In the recent case of Union of India v. Surjit Singh Atwal2, however the Supreme Court put a restricted and narrow construction to Section 31 by holding that an application for stay of suit under Section 34 cannot be treated as an application in a reference under Section 31(4) of the Arbitration Act. It was pointed out that such an application has nothing to do with any reference. It is only intended to make an arbitration agreement effective and prevent a party from going to court contrary to his agreement. It does not lead to a reference. It was also pointed out that the second condition imposed by Section 31(4) is that the application must be made to a court competent to entertain it. But in Section 34 the expression "judicial authority" is used; and the judicial authority need not necessarily be a court as defined in Section 2(c) of the Arbitration Act. A party to an Arbitration agreement may choose to file a suit in a court which has no jurisdiction to go into the matter at all and merely because the defendant in such a suit has to make an application to that court under Section 34 for the stay of the suit, it cannot be said that the court which otherwise has no jurisdiction in the matter becomes a court within the meaning of Section 2(c) of the Arbitration Act.

In the context of the above two decisions of the Supreme Court some humble comments on the scope of Sections 31 and 34 of the Arbitration Act are given below:

The main object of Section 31 of the Arbitration Act is to invest a single court with the exclusive jurisdiction to decide all questions relating to the matter of arbitration ; this object is achieved by the combined operation of all its sub-sections. The words "application in a reference" used in sub-section (4) should therefore, be related back to sub-sections (2) and (3) and all applications regarding the conduct of arbitration proceedings or arising out of such proceedings or in which the court has to decide questions regarding the validity, effect, or existence of an award or an arbitration agreement between the parties to the agreement, should be treated as "application in a reference".

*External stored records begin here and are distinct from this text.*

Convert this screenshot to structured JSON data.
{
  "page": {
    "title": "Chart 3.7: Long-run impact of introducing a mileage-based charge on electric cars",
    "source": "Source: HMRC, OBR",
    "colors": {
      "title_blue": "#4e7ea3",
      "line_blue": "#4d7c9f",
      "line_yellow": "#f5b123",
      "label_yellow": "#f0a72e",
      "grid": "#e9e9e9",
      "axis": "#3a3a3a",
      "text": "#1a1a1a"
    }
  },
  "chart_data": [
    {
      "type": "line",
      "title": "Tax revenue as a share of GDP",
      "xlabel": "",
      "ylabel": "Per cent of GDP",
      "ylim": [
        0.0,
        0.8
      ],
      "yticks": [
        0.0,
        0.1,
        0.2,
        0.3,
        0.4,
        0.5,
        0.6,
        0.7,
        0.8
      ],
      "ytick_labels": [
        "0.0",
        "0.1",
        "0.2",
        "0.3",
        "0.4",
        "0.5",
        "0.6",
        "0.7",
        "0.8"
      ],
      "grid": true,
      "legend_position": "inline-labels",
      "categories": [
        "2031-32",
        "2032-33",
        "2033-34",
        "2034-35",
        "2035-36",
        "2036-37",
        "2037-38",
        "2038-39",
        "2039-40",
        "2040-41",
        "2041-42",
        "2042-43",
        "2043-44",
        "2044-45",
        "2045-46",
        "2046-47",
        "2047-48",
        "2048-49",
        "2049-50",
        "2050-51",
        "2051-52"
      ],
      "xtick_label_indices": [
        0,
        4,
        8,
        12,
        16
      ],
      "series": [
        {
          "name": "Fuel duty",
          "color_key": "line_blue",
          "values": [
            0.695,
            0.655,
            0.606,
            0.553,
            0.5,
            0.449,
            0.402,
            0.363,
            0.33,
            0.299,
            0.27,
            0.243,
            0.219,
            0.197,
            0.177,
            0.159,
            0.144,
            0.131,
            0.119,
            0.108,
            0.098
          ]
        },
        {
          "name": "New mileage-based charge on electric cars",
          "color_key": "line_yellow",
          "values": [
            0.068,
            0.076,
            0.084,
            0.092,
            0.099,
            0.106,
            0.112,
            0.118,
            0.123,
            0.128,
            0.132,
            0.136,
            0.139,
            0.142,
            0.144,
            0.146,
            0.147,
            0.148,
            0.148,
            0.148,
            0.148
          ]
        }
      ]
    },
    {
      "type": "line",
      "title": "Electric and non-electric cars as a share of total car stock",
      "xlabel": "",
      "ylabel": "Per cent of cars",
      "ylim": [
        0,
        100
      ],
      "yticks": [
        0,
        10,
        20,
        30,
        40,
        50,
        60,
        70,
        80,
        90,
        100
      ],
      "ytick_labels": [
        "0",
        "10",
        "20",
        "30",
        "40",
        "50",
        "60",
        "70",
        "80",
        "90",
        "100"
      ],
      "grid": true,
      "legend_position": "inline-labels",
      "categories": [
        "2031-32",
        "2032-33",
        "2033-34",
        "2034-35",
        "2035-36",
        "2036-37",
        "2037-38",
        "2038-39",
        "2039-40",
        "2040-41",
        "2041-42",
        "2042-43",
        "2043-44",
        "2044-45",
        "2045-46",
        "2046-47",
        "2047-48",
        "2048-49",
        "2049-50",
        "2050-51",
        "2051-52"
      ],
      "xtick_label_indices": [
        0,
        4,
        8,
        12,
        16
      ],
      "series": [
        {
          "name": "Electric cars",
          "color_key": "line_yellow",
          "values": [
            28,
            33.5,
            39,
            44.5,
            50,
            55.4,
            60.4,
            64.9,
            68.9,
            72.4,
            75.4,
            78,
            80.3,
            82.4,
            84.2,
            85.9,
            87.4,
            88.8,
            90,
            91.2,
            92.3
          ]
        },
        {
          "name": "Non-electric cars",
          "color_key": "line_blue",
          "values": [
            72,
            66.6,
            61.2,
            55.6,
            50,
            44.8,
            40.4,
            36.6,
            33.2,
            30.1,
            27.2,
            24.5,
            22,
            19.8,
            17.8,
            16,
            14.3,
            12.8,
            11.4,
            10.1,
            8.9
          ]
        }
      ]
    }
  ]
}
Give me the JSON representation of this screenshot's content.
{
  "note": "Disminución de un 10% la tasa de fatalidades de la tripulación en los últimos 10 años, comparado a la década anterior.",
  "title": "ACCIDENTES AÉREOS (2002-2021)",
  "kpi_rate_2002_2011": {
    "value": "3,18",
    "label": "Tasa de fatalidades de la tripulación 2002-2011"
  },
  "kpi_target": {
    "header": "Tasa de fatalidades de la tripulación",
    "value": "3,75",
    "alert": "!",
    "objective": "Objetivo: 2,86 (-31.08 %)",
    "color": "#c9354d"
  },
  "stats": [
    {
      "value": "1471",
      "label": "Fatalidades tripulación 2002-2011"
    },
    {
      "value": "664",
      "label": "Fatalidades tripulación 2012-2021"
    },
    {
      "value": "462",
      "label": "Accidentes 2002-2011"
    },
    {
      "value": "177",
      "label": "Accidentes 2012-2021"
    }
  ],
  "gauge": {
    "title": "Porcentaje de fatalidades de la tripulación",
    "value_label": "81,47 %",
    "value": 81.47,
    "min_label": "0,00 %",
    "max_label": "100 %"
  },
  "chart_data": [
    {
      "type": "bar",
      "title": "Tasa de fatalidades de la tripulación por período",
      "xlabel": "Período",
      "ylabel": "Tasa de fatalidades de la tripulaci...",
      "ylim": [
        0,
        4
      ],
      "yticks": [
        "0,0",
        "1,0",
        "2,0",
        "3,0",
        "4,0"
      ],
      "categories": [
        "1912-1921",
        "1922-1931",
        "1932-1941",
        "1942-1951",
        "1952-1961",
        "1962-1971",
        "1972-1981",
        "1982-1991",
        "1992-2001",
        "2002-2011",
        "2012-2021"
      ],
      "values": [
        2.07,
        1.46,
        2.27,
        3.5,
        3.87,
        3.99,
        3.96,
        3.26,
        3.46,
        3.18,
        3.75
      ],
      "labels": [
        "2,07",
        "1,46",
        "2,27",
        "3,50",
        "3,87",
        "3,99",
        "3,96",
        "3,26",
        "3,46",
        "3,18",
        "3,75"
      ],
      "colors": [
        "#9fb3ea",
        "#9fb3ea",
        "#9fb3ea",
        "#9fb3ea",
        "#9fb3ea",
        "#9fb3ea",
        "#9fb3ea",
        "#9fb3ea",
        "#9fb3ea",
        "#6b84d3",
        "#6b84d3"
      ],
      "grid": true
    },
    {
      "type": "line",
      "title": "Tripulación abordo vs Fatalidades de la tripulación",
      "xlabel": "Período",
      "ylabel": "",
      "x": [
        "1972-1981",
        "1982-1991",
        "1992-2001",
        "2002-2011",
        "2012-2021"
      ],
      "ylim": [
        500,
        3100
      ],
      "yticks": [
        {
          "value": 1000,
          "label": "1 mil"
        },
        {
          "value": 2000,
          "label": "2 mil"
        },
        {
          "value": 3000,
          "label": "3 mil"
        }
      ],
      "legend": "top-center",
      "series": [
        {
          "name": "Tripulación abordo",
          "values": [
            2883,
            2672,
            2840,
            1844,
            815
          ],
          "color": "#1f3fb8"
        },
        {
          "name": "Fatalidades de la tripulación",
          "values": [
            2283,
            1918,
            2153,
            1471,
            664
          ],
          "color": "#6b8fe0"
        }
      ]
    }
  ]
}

The very foundation for the jurisdiction of the court under Section 34 is the existence of an arbitration agreement. The applicant asserts that there is such an agreement, while the plaintiff either disputes the existence of such an agreement or pleads that it is invalid. Section 33 gives an independent right to a person who wishes to challenge the existence or validity of an arbitration agreement to anticipate the other side and to initiate proceedings to have these questions determined beforehand. Thus applications under Sections 33 and 34 both are fundamentally in the matter of arbitration proceedings and fall within the purview of Section 31(4) of the Arbitration Act, though the former is intended to make an arbitration agreement ineffective and the latter effective and neither leads to a reference.

Section 35 of the Arbitration Act provides that when legal proceedings upon whole of the subject-matter of the reference have been commenced between all the parties to the reference and a notice thereof has been given to the Arbitrators or umpire, all further proceedings in a pending reference shall, unless a stay of proceedings is granted under Section 34, be invalid. In these circumstances, therefore, an application for stay would be a necessary step to be taken by the applicant under law "in the course of reference". There seems no justification for holding that such an application cannot be treated as an application in a reference under Section 31(4) of the Arbitration Act.

It is possible that a party to an arbitration agreement may inadvertently or otherwise, file a suit in a court which is not competent under Section 2(c) of the Arbitration Act to decide the subject-matter of reference. Such an application cannot come within the purview of Section 31(4) of that Act. But in most of the cases parties file their suits in competent courts under legal advice. Applications for stay of such suits cannot be excluded from the purview of Section 31(4) merely because in Section 34 the expression "judicial authority" and not "court" is used. The jurisdiction of the court is determined under Section 31(4), read with Sections 2(c) and 14 of the Arbitration Act and is not influenced by the expression "judicial authority" used in Section 34.